Y desgraciadamente será así porque el Puto Amo ha destrozado el PSOE que se refundó en Suresnes en 1974, creció con la añorada generación de Felipe González Márquez, Alfonso Guerra González, Francisco Vázquez Vázquez, Gregorio Peces-Barba Martínez, Alfredo Pérez Rubalcaba, José Luis Corcuera Cuesta, Javier Fernández Fernández, Joaquín Leguina Herrán, Nicolás Redondo Terreros, Javier Lambán Montañés, Guillermo Fernández Vara, Emilio García-Page Sánchez,… protagonizó la Transición y fue la columna socialdemócrata que, junto con la de la derecha, construyó la casa común de todos los españoles: la Constitución de 1978.
Como dijo Peces-Barba, la Transición y la Constitución fueron un pacto entre caballeros que primero lo traicionó Javier Arzalluz Antia y más tarde Jordi Pujol y Soley, razón por la que la Carta Magna tiene tantos agujeros. Además, Pedro Sánchez Pérez-Castejón, con la ayuda de José Luis Rodríguez Zapatero y su apoyo al Pacto del Tinell, rompió el acuerdo no escrito entre PP y PSOE para que gobernase el más votado sin apoyarse en nacionalistas e independentistas (motivo por el que la Ejecutiva del PSOE obligó a dimitir a Sánchez de la secretaria general y por el que Rubalcaba bautizó a esa fórmula de gobierno como Gobierno Frankenstein). La fórmula de Pedro Sánchez Pérez-Castejón para mantenerse en la Moncloa con los apoyos de independentistas, populistas y filo terroristas es muy clara: Estado confederal iliberal de ciudadanos pobres, igualados por abajo, subvencionados, dependientes y controlados. Y cuando esta fórmula caiga dejará a España huérfana de un pilar socialdemócrata y constitucional.
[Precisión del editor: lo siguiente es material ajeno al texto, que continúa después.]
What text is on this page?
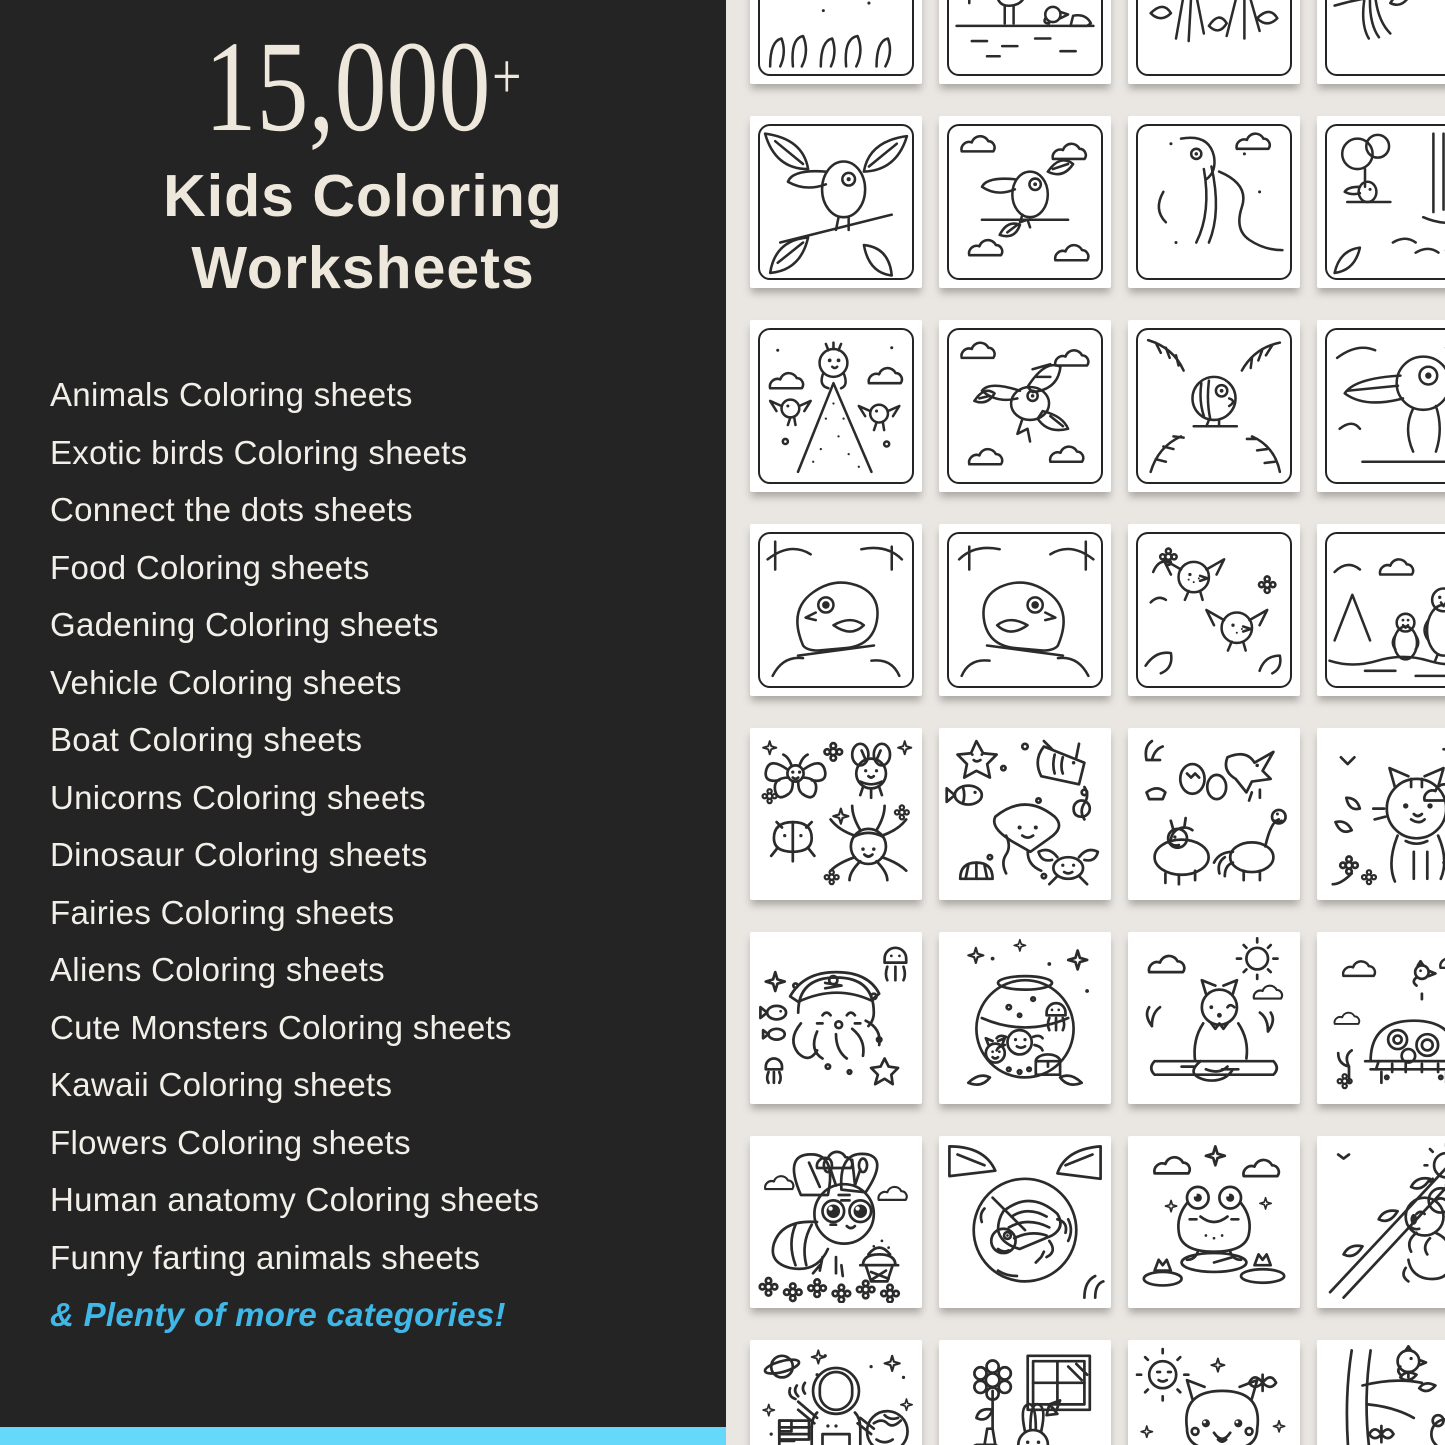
15,000+
Kids Coloring
Worksheets
Animals Coloring sheets
Exotic birds Coloring sheets
Connect the dots sheets
Food Coloring sheets
Gadening Coloring sheets
Vehicle Coloring sheets
Boat Coloring sheets
Unicorns Coloring sheets
Dinosaur Coloring sheets
Fairies Coloring sheets
Aliens Coloring sheets
Cute Monsters Coloring sheets
Kawaii Coloring sheets
Flowers Coloring sheets
Human anatomy Coloring sheets
Funny farting animals sheets

& Plenty of more categories!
Por eso es tan importante que el recién nacido partido Izquierda Española obtenga representación en el Parlamento Europeo en las elecciones del 9 de junio y después crezca y se fortalezca para obtener representación en las Cortes Generales cuando se celebren comicios nacionales. Su presencia es absolutamente necesaria para contar con una formación que propugne el trabajo digno, un Estado social fuerte y la igualdad territorial, como reza su eslogan para las europeas. Un partido de admirable y entusiasta gente joven y comprometida que considera “imprescindible frenar y revertir inmediatamente las cesiones a los nacionalistas”,…”que se opone a los privilegios territoriales y a amnistiar a una élite política corrupta”, que “defiende la integridad de España con garantía de igualdad y redistribución”. Un modelo “igualitario sin ciudadanos de primera y de segunda,.. Iguales en derechos y obligaciones y disfrutando de las mismas oportunidades y servicios” porque, como grita su programa, “¡Una España solidaria y cohesionada es posible!”.
Los restos socialdemócratas y constitucionalistas que queden del naufragio del PSOE pueden recalar en la ilusionante playa de Izquierda Española y ser el nuevo soporte que sostenga nuestro edificio constitucional porque sin él se caerá la admirable y envidiable construcción que levantamos entre todos en la Transición, perdonando, olvidando, pactando y mirando al futuro con optimismo.